Editorial – September 2025

Posted Sep 16, 2025

Editorial

Stéphanie Potter

This article was originally published in the September 2025 issue of FOCUS Magazine.

In my household, this has been a year of change and transition. One year post kidney transplant for my husband, our early caution has turned into a joyful reintegration into our community. Our oldest completed high school. She is also getting long-awaited braces. Our mortgage came up for renewal. I’ll be starting a one-year program on non-profit leadership at our local community college. So much change bundled into one year. The world is changing inside our household and outside of it. Some of it we had control over and some we didn’t. 

To avoid being overwhelmed by all the change, we’ve made an effort as a family to stop and take stock of our lives. When my husband’s kidney failure really began five years ago, we found our lives became smaller and more focused. We changed the rhythms of our lives and invested in building up our relationships with each other and with God. Those strong relationships carried us like a lifeboat on stormy seas. Now, five years later, we want to build from that strength and also stretch ourselves. 

In the last few months, we’ve assessed our finances, personal health, and individual trajectory. All in all, most things have stayed the same. We’re continuing to homeschool our kids, though now with one less student in our little classroom. We’ve turned our attention to a few overdue personal health needs, including braces for the first of many kids, wisdom teeth out for me, and made an investment in personal fitness for us older folks. We’ve rekindled old friendships and invested in new ones. Professionally, I am taking the opportunity to gain new skills so that I can contribute more to CMDA Canada. Overall, our world is growing intentionally bigger and our lives are fuller.

CMDA Canada is in the middle of a similar season, thanks to our strategic planning process. As an organization, we’ve stopped to look back on our progress over the last five years, while also looking ahead to the next five years. We’re examining how the world around us has changed and also how we ourselves have changed. 

Under the Lord’s guidance, we have researched and explored the world outside us. We looked at trends in culture, morality, finances, and more. This External Analysis revealed a lot of useful information and opportunities for our organization. We also turned inward, both by surveying you – our members – and by assessing the data on relevant trends in our membership, finances, and engagement. (We will be sharing some of the most interesting data with you in the next issue of FOCUS and at the National Conference in Calgary next year!)

This issue of FOCUS takes time to wrestle with some of the key issues that arose during our External Analysis. We are blessed to have articles from a variety of perspectives. First, Dr. Adam Stewart, a sociology professor at Crandall University, highlights our unique position as relational people in a society that seeks to depersonalize us. Our Executive Director Larry Worthen provides us a realistic but hopeful examination of the state of our democracy and how necessary our public witness remains. The Senior Producer for Salt + Light television, Pedro Guevara-Mann, shares stories of enduring hope, infused with faith in Christ. We also have an excellent think piece from the Cardus team about religious hate in our country. In each of our features, we find a hopeful perspective, rooted not in blind optimism, but in an abiding trust in God’s goodness and faithfulness.

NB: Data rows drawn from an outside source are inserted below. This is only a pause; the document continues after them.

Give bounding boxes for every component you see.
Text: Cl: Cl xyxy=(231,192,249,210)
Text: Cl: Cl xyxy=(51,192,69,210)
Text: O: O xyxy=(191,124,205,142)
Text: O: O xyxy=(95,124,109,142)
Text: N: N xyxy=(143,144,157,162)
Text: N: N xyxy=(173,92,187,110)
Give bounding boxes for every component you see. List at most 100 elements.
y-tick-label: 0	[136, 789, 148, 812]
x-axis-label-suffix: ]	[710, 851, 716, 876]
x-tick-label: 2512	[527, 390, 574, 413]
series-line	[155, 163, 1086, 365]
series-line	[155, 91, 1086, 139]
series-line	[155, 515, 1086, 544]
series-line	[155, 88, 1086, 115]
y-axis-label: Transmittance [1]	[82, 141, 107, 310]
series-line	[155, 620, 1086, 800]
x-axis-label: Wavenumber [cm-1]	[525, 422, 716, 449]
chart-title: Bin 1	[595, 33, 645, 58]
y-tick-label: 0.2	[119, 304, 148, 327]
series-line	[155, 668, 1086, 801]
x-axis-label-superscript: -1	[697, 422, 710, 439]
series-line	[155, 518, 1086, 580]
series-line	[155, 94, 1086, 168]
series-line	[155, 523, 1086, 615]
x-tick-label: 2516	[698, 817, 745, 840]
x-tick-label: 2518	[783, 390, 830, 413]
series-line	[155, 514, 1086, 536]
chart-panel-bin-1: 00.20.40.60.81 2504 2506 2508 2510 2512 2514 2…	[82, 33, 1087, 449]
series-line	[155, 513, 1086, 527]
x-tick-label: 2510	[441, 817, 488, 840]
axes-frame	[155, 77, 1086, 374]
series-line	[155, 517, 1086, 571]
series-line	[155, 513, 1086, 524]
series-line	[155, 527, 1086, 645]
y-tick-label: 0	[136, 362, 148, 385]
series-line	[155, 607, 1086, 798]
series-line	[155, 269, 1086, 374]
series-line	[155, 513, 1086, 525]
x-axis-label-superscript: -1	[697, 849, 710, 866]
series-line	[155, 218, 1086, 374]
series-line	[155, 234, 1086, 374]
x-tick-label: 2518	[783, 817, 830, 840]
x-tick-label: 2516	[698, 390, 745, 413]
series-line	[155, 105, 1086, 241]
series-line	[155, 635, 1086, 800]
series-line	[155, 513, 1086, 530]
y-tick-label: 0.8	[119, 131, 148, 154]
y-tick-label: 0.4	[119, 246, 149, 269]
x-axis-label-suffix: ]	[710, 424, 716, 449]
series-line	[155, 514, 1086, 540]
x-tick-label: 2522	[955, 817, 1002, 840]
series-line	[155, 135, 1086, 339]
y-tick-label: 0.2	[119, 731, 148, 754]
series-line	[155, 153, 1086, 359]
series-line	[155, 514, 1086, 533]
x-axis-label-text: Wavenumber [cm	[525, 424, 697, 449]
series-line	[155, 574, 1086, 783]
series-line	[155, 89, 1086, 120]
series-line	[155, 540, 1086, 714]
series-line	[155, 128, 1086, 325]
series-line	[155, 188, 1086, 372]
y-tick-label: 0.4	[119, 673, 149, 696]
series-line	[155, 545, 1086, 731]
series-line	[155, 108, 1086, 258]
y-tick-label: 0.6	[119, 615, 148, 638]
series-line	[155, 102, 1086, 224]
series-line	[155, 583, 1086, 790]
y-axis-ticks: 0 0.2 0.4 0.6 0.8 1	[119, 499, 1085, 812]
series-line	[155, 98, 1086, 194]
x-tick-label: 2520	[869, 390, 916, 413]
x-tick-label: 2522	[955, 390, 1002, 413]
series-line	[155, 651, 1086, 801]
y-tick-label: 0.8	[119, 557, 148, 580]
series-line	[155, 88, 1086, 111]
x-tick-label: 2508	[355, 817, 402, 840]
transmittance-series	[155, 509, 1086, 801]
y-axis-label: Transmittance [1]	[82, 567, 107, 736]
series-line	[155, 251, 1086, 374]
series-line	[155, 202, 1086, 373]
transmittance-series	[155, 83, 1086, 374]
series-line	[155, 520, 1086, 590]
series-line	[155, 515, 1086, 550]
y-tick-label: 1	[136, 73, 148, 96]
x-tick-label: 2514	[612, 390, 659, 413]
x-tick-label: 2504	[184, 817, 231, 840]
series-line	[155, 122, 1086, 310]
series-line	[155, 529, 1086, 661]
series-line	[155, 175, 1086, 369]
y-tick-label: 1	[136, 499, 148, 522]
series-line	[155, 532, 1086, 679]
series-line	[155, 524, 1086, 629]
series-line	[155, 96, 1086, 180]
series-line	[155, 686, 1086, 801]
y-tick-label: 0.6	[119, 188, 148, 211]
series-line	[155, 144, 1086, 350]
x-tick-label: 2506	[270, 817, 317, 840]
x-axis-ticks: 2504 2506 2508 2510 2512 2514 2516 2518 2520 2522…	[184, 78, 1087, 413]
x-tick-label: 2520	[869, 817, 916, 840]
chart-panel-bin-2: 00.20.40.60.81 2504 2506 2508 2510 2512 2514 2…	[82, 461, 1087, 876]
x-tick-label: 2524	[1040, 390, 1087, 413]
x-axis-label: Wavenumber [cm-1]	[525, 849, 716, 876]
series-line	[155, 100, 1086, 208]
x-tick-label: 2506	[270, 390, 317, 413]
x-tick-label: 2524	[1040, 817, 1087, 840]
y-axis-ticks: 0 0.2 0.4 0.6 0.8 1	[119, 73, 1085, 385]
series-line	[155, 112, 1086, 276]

In our analysis, one thing became clear – the world we planned for five years ago during our previous Strategic Planning process was dramatically altered by the cultural and historical moments of the last five years. We experienced a global pandemic, and an aggressive shift of cultural views of gender and sexuality. And yet, our Strategic Plan, developed after prayerful consideration of life in 2019, was a relevant and valuable guide throughout what could have been a season of great upheaval for CMDA Canada. We not only weathered the storm, but came through more laser focused on our shared mission – to engage, encourage, and equip Christian doctors and dentists to glorify God by integrating faith in practice. We turned to Him in trust, and He came through – like He always has.

Our trust in God was not unmerited. After 55 years, it’s hard to deny that God has been ever-faithful to this community of faithful Christian doctors and dentists. As we seek God’s will and leading for the next five years, I have no doubt that He will make something even greater than we had hoped. While we might be tempted to despair over a society that seems to be going wrong, we are invited by God to see that darker days have produced even greater goodness. Just as the Cross has become an enduring sign of our salvation, we can trust that when we look at even the darkest days in our society, we will see in time how God’s light shone and His goodness poured over us in those days.